Tatsächlich, um ein Haar wäre er erschlagen worden, der US-amerikanische Autor mit deutschen Wurzeln Thomas Wolfe, auf der ‚Wiesn‘ beim Oktoberfest 1927. Er geriet nämlich – ziemlich betrunken, um nicht zu sagen sturzbesoffen – in eine Schlägerei, an der er selber nicht ganz unschuldig war, hatte er doch die Gegenpartei (deutsche Burschen und ein Mädchen) ziemlich provoziert. Das tat seiner Liebe zu Deutschland, zu München und zum Oktoberfest allerdings keinen Abbruch.
Das Oktoberfest war für Wolfe die dionysische Erfahrung seines Lebens. In dem kurzen Bericht Oktoberfest erzählt Wolfe von seinem Aufenthalt auf der ‚Wiesn‘. Ins Oktoberfest eingeführt, d.h., auf die ‚Wiesn‘ mitgenommen, wurde er von einem deutschen Freund, als er sich in München aufhielt. Anfangs war Wolfe der skeptische und leicht spöttische Beobachter, der sich auch nur in den Randbezirken des Festes aufhielt, wo weniger Leute und diese noch einigermassen nüchtern waren.
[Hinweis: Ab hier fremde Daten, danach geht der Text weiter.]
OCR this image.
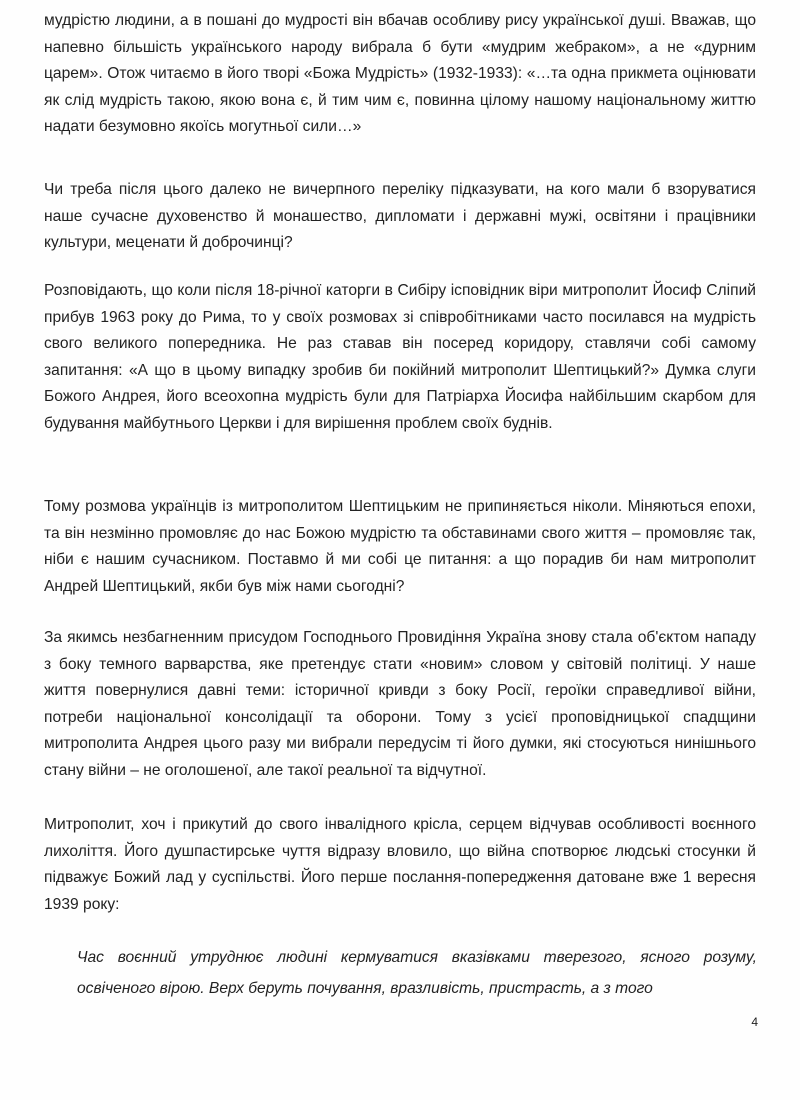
мудрістю людини, а в пошані до мудрості він вбачав особливу рису української душі. Вважав, що напевно більшість українського народу вибрала б бути «мудрим жебраком», а не «дурним царем». Отож читаємо в його творі «Божа Мудрість» (1932-1933): «…та одна прикмета оцінювати як слід мудрість такою, якою вона є, й тим чим є, повинна цілому нашому національному життю надати безумовно якоїсь могутньої сили…»

Чи треба після цього далеко не вичерпного переліку підказувати, на кого мали б взоруватися наше сучасне духовенство й монашество, дипломати і державні мужі, освітяни і працівники культури, меценати й доброчинці?

Розповідають, що коли після 18-річної каторги в Сибіру ісповідник віри митрополит Йосиф Сліпий прибув 1963 року до Рима, то у своїх розмовах зі співробітниками часто посилався на мудрість свого великого попередника. Не раз ставав він посеред коридору, ставлячи собі самому запитання: «А що в цьому випадку зробив би покійний митрополит Шептицький?» Думка слуги Божого Андрея, його всеохопна мудрість були для Патріарха Йосифа найбільшим скарбом для будування майбутнього Церкви і для вирішення проблем своїх буднів.

Тому розмова українців із митрополитом Шептицьким не припиняється ніколи. Міняються епохи, та він незмінно промовляє до нас Божою мудрістю та обставинами свого життя – промовляє так, ніби є нашим сучасником. Поставмо й ми собі це питання: а що порадив би нам митрополит Андрей Шептицький, якби був між нами сьогодні?

За якимсь незбагненним присудом Господнього Провидіння Україна знову стала об'єктом нападу з боку темного варварства, яке претендує стати «новим» словом у світовій політиці. У наше життя повернулися давні теми: історичної кривди з боку Росії, героїки справедливої війни, потреби національної консолідації та оборони. Тому з усієї проповідницької спадщини митрополита Андрея цього разу ми вибрали передусім ті його думки, які стосуються нинішнього стану війни – не оголошеної, але такої реальної та відчутної.

Митрополит, хоч і прикутий до свого інвалідного крісла, серцем відчував особливості воєнного лихоліття. Його душпастирське чуття відразу вловило, що війна спотворює людські стосунки й підважує Божий лад у суспільстві. Його перше послання-попередження датоване вже 1 вересня 1939 року:

Час воєнний утруднює людині кермуватися вказівками тверезого, ясного розуму, освіченого вірою. Верх беруть почування, вразливість, пристрасть, а з того

4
Nach und nach aber schlug ihn das Fest in seinen Bann, und er wagte sich in eines der grossen Festzelte. Dort dann riss ihn die von Blasmusik zusätzlich aufgeheizte Stimmung endgültig mit: das Fressen und Saufen, die allgemeine Verbrüderung und (von Wolfe nur vorsichtig angedeutet) die unterschwellige, nichts desto trotz hohe Aufladung der Atmosphäre mit Erotik.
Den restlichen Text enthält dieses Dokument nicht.